In primo luogo, si potrebbe presentare alla stazione appaltante istanza di indennizzo nei limiti previsti dall’art. 106, comma 1, lett. a) d.lgs. 50/2016, documentando la richiesta con la copia delle comunicazioni ricevute dei fornitori primari che confermano gli aumenti dei prezzi. In effetti, l’emergenza sanitaria costituisce un evento esterno al rapporto contrattuale, che impedisce di eseguire le opere secondo le modalità ed i tempi indicati in contratto; quindi, gli effetti di tale evento non possono ricadere unicamente su uno dei due contraenti.In questa ipotesi, l’istanza si fonderebbe sulla previsione del secondo comma dell’art. 1664 cod. civ. (richiamato dall’art. 30 comma 8 del D.Lgs. 50/2016) in forza della quale “se nel corso dell’opera si manifestano difficoltà di esecuzione derivanti da cause geologiche, idriche e simili, non previste dalle parti, che rendono notevolmente più onerosa la prestazione dell’appaltatore, questi ha diritto a un equo compenso”. Infatti, secondo consolidata giurisprudenza, l’espressione “simili” si riferisce a tutte le cause naturali non prevedibili dalle parti che alterano il rapporto contrattuale iniziale. In tal caso la stazione appaltante potrebbe riconoscere all’appaltatore un equo compenso a titolo di indennizzo nei limiti indicati dalla norma (il già citato art. 106 fa riferimento alla “eccedenza rispetto al dieci per cento rispetto al prezzo originario e comunque in misura pari alla metà”).

Come ipotesi residuale (incrementi di prezzo non riconducibili alla crisi pandemica), si potrebbe ricorrere all’applicazione del primo comma dell’art. 1664 cod. civ. in base al quale “qualora per effetto di circostanze imprevedibili si siano verificati aumenti o diminuzioni nel costo dei materiali o della mano d’opera, tali da determinare un aumento o una diminuzione superiori al decimo del prezzo complessivo convenuto, l’appaltatore o il committente possono chiedere una revisione del prezzo medesimo.
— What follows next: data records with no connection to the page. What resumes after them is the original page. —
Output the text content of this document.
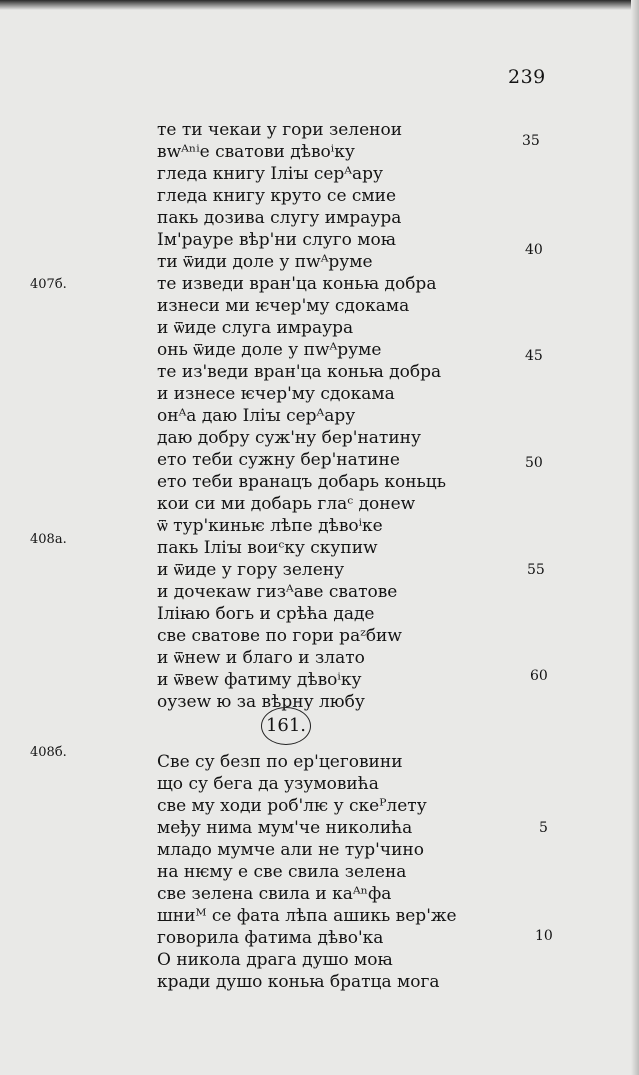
239
те ти чекаи у гори зеленои
вwᴬⁿⁱе сватови дѣвоⁱку
гледа книгу Iлiꙑ серᴬару
гледа книгу круто се смие
пакь дозива слугу имраура
Iм'рауре вѣр'ни слуго моꙗ
ти ѿиди доле у пwᴬруме
те изведи вран'ца коньꙗ добра
изнеси ми ѥчер'му сдокама
и ѿиде слуга имраура
онь ѿиде доле у пwᴬруме
те из'веди вран'ца коньꙗ добра
и изнесе ѥчер'му сдокама
онᴬа даю Iлiꙑ серᴬару
даю добру суж'ну бер'натину
ето теби сужну бер'натине
ето теби вранацъ добарь коньць
кои си ми добарь глаᶜ донеw
ѿ тур'киньѥ лѣпе дѣвоⁱке
пакь Iлiꙑ воиᶜку скупиw
и ѿиде у гору зелену
и дочекаw гизᴬаве сватове
Iлiꙗю богь и срѣћа даде
све сватове по гори раᶻбиw
и ѿнеw и благо и злато
и ѿвеw фатиму дѣвоⁱку
оузеw ю за вѣрну любу
161.
Све су безп по ер'цеговини
що су бега да узумовића
све му ходи роб'лѥ у скеᴾлету
међу нима мум'че николића
младо мумче али не тур'чино
на нѥму е све свила зелена
све зелена свила и каᴬⁿфа
шниᴹ се фата лѣпа ашикь вер'же
говорила фатима дѣво'ка
О никола драга душо моꙗ
кради душо коньꙗ братца мога
35
40
45
50
55
60
5
10
407б.
408а.
408б.
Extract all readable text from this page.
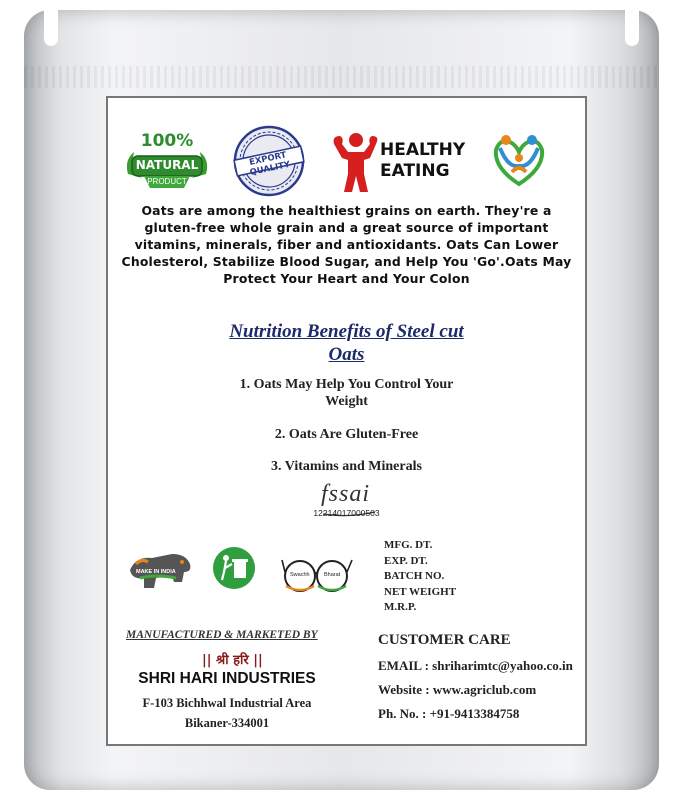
100%
NATURAL
PRODUCT
EXPORT QUALITY
HEALTHY
EATING
Oats are among the healthiest grains on earth. They're a gluten-free whole grain and a great source of important vitamins, minerals, fiber and antioxidants. Oats Can Lower Cholesterol, Stabilize Blood Sugar, and Help You 'Go'.Oats May Protect Your Heart and Your Colon
Nutrition Benefits of Steel cut
Oats
1. Oats May Help You Control Your
Weight
2. Oats Are Gluten-Free
3. Vitamins and Minerals
fssai
12214017000503
MAKE IN INDIA	Swachh	Bharat
MFG. DT.
EXP. DT.
BATCH NO.
NET WEIGHT
M.R.P.
MANUFACTURED & MARKETED BY
|| श्री हरि ||
SHRI HARI INDUSTRIES
F-103 Bichhwal Industrial Area
Bikaner-334001
CUSTOMER CARE
EMAIL : shriharimtc@yahoo.co.in
Website : www.agriclub.com
Ph. No. : +91-9413384758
La revisione può essere accordata solo per quella differenza che eccede il decimo”. Va infatti ricordato che, in base al già richiamato art. 30, comma 8 del nuovo codice dei contratti pubblici “per quanto non espressamente previsto nel presente codice e negli atti attuativi, alle procedure di affidamento e alle altre attività amministrative in materia di contratti pubblici … alla stipula del contratto e alla fase di esecuzione si applicano le disposizioni del codice civile”.
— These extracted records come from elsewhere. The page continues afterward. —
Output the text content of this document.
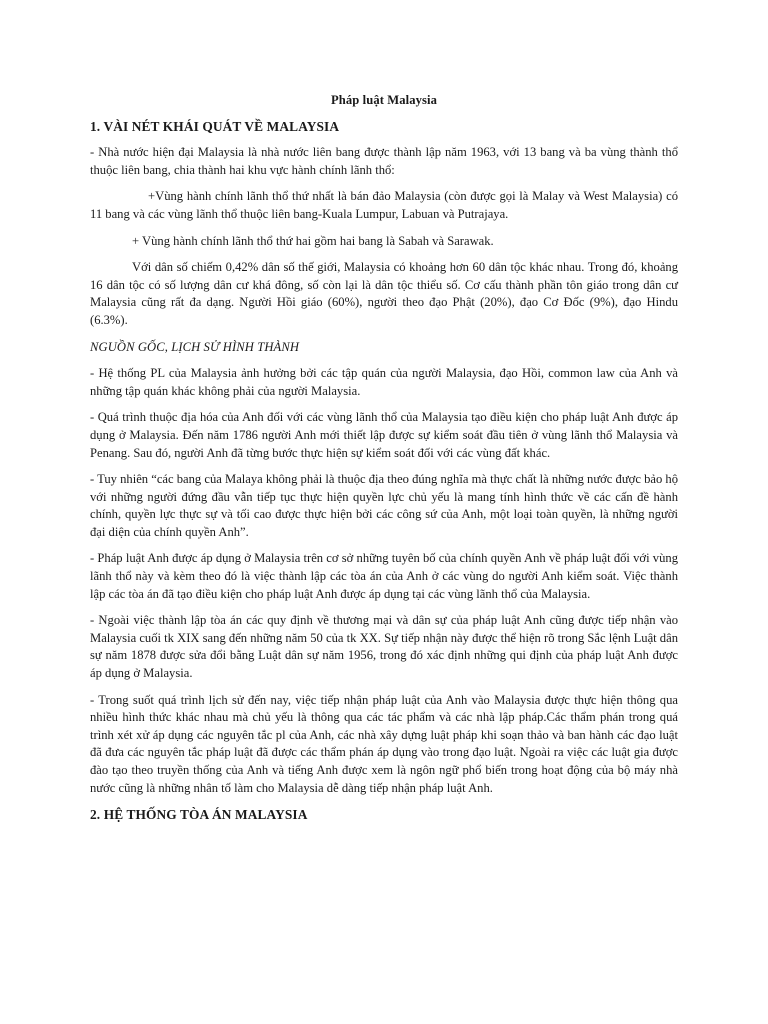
Pháp luật Malaysia
1. VÀI NÉT KHÁI QUÁT VỀ MALAYSIA

- Nhà nước hiện đại Malaysia là nhà nước liên bang được thành lập năm 1963, với 13 bang và ba vùng thành thổ thuộc liên bang, chia thành hai khu vực hành chính lãnh thổ:

+Vùng hành chính lãnh thổ thứ nhất là bán đảo Malaysia (còn được gọi là Malay và West Malaysia) có 11 bang và các vùng lãnh thổ thuộc liên bang-Kuala Lumpur, Labuan và Putrajaya.

+ Vùng hành chính lãnh thổ thứ hai gồm hai bang là Sabah và Sarawak.

Với dân số chiếm 0,42% dân số thế giới, Malaysia có khoảng hơn 60 dân tộc khác nhau. Trong đó, khoảng 16 dân tộc có số lượng dân cư khá đông, số còn lại là dân tộc thiểu số. Cơ cấu thành phần tôn giáo trong dân cư Malaysia cũng rất đa dạng. Người Hồi giáo (60%), người theo đạo Phật (20%), đạo Cơ Đốc (9%), đạo Hindu (6.3%).

NGUỒN GỐC, LỊCH SỬ HÌNH THÀNH

- Hệ thống PL của Malaysia ảnh hưởng bởi các tập quán của người Malaysia, đạo Hồi, common law của Anh và những tập quán khác không phải của người Malaysia.

- Quá trình thuộc địa hóa của Anh đối với các vùng lãnh thổ của Malaysia tạo điều kiện cho pháp luật Anh được áp dụng ở Malaysia. Đến năm 1786 người Anh mới thiết lập được sự kiểm soát đầu tiên ở vùng lãnh thổ Malaysia và Penang. Sau đó, người Anh đã từng bước thực hiện sự kiểm soát đối với các vùng đất khác.

- Tuy nhiên “các bang của Malaya không phải là thuộc địa theo đúng nghĩa mà thực chất là những nước được bảo hộ với những người đứng đầu vẫn tiếp tục thực hiện quyền lực chủ yếu là mang tính hình thức về các cấn đề hành chính, quyền lực thực sự và tối cao được thực hiện bởi các công sứ của Anh, một loại toàn quyền, là những người đại diện của chính quyền Anh”.

- Pháp luật Anh được áp dụng ở Malaysia trên cơ sở những tuyên bố của chính quyền Anh về pháp luật đối với vùng lãnh thổ này và kèm theo đó là việc thành lập các tòa án của Anh ở các vùng do người Anh kiểm soát. Việc thành lập các tòa án đã tạo điều kiện cho pháp luật Anh được áp dụng tại các vùng lãnh thổ của Malaysia.

- Ngoài việc thành lập tòa án các quy định về thương mại và dân sự của pháp luật Anh cũng được tiếp nhận vào Malaysia cuối tk XIX sang đến những năm 50 của tk XX. Sự tiếp nhận này được thể hiện rõ trong Sắc lệnh Luật dân sự năm 1878 được sửa đổi bằng Luật dân sự năm 1956, trong đó xác định những qui định của pháp luật Anh được áp dụng ở Malaysia.

- Trong suốt quá trình lịch sử đến nay, việc tiếp nhận pháp luật của Anh vào Malaysia được thực hiện thông qua nhiều hình thức khác nhau mà chủ yếu là thông qua các tác phẩm và các nhà lập pháp.Các thẩm phán trong quá trình xét xử áp dụng các nguyên tắc pl của Anh, các nhà xây dựng luật pháp khi soạn thảo và ban hành các đạo luật đã đưa các nguyên tắc pháp luật đã được các thẩm phán áp dụng vào trong đạo luật. Ngoài ra việc các luật gia được đào tạo theo truyền thống của Anh và tiếng Anh được xem là ngôn ngữ phổ biến trong hoạt động của bộ máy nhà nước cũng là những nhân tố làm cho Malaysia dễ dàng tiếp nhận pháp luật Anh.

2. HỆ THỐNG TÒA ÁN MALAYSIA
In terza ed ultima istanza, l’appaltatore avrà la facoltà di valutare l’ipotesi di sciogliere il vincolo contrattuale ai sensi dell’art. 1467 del c.c. documentando l’eccessiva onerosità del contratto. Infatti, questa norma prevede che “nei contratti a esecuzione continuata o periodica, ovvero a esecuzione differita, se la prestazione di una delle parti è divenuta eccessivamente onerosa per il verificarsi di avvenimenti straordinari e imprevedibili, la parte che deve tale prestazione può domandare la risoluzione del contratto, con gli effetti stabiliti dall’articolo 1458. La risoluzione non può essere domandata se la sopravvenuta onerosità rientra nell’alea normale del contratto. La parte contro la quale è domandata la risoluzione può evitarla offrendo di modificare equamente le condizioni del contratto”. A fronte di ciò la stazione appaltante potrà evitare la risoluzione per ragioni di pubblico interesse offrendo di indennizzare l’appaltatore nei termini indicati.